Nella Cina in cui cresce la comunità Lgbtq, 190 associazioni ieri hanno ottenuto un risultato storico: sulla prima pagina del Global Times, quotidiano ufficiale del partito comunista in lingua inglese e costola dell’ufficialissimo Quotidiano del Popolo, hanno pubblicato una lettera nella quale esprimono la propria solidarietà agli Stati uniti alla luce della strage di Orlando.

Si tratta di un gesto coraggioso e molto importante per un paese che sul tema sta compiendo passi avanti significativi, nonostante fino a qualche anno fa l’omosessualità fosse considerata una malattia.

Nel gennaio 2015 proprio una sentenza di un tribunale, ha stabilito che l’omosessualità non è «una malattia da curare», liberando finalmente la comunità da un peso storico pesante.

Il governo continua nella sua «politica dei tre no», non si approva, non si disapprova, non si promuove, ma per l’ampia comunità Lgbtq cinese i tempi stanno cambiando. Anche il presidente cinese Xi Jinping ha recapitato le proprie condoglianze al presidente americano Obama. Per quanto riguarda la comunità Lgbtq cinese, si legge: «Noi, membri della comunità lesbica, gay, bisessuale e transgender esprimiamo il più profondo cordoglio alle vittime e alle loro famiglie, amici e persone amate, e a tutti quanti sono stati colpiti da questo mostruoso gesto», si legge.
«Insieme a loro siamo in lutto per la perdita di tante vite innocenti e condanniamo con forza il terrorismo e tutte le forme di violenza basate sugli orientamenti sessuali, identità ed espressione di genere».
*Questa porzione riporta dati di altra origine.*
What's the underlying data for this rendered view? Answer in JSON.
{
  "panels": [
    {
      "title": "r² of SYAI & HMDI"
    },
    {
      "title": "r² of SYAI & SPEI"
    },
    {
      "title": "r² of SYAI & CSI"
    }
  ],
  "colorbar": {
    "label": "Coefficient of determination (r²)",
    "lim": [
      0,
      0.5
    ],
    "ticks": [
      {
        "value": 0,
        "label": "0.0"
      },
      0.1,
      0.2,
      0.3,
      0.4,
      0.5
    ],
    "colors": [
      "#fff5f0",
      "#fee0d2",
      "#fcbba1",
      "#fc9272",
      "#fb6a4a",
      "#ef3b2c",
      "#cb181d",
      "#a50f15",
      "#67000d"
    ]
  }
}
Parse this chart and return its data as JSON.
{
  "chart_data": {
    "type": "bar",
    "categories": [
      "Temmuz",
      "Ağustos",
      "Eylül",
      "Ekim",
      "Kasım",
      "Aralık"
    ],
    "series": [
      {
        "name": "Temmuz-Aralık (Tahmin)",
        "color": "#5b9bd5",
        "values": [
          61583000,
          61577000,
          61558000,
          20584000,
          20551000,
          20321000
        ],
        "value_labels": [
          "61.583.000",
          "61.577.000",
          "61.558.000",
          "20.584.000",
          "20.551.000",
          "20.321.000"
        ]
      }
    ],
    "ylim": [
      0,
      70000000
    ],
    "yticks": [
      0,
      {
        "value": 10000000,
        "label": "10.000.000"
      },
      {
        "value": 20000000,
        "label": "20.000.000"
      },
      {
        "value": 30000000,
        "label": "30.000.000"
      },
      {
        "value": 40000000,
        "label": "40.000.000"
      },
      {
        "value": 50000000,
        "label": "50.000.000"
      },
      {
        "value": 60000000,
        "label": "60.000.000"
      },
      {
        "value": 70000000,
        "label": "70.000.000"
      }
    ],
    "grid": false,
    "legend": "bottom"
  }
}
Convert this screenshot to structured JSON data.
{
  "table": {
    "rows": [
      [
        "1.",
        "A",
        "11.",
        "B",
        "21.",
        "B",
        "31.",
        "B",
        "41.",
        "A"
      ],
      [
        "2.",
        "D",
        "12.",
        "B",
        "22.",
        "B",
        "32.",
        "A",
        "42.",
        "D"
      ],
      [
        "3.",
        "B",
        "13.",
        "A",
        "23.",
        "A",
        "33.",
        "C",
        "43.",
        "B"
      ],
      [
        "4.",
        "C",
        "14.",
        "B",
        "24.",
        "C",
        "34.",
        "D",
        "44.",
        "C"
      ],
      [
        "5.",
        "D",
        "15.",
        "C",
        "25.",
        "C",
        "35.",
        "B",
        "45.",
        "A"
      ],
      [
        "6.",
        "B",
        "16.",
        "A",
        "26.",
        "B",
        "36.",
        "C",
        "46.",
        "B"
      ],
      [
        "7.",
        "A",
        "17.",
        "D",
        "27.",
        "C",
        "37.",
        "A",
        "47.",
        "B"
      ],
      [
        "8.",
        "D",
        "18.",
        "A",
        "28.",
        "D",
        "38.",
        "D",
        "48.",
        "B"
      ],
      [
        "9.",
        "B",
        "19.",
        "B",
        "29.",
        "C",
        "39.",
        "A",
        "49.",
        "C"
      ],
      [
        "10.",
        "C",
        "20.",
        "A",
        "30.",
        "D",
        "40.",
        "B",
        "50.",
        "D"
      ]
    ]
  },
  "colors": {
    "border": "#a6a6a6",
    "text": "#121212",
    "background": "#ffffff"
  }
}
La lettera, promossa dalla ong Lgbtq Rights Advocacy China, si premura di sollecitare «un’azione unitaria» tra tutti i diversi gruppi cinesi impegnati nella difesa dei diritti per una assidua partecipazione a iniziative e petizioni in tutto il mondo, oltre a invitare i sostenitori a modificare le foto sui rispettivi profili dei social media con una dell’attacco di Orlando fornendo informazioni contro violenza e discriminazione. «La strage è un promemoria su omofobia e transfobia che sono ancora prevalenti e causano devastazione ovunque nel nostro mondo di oggi. Pur se è vietato in Cina il possesso privato di armi, altre forme di violenza, come “le terapie di conversione”, sono bullismo contro i giovani Lgbtq nelle scuole e in altri trattamenti discriminatori che si verificano quotidianamente», ha commentato Peng Yanhui, promotore della lettera-manifesto e direttore di Lgbtq Rights Advocacy China.
Peng, sempre al quotidiano Global Times, ha espresso poi profondo disappunto per i molti commenti dei netizen cinesi sulla strage al gay club carichi di «pregiudizi», oltre che sull’approccio di alcuni media locali che hanno «trascurato» il fattore omofobico dell’attacco.

«Non abbiamo fatto ancora piani specifici, ma vorremmo cogliere questa opportunità per partecipare in futuro a iniziative proposte dai gruppi Lgtbq americani quale parte di una campagna globale».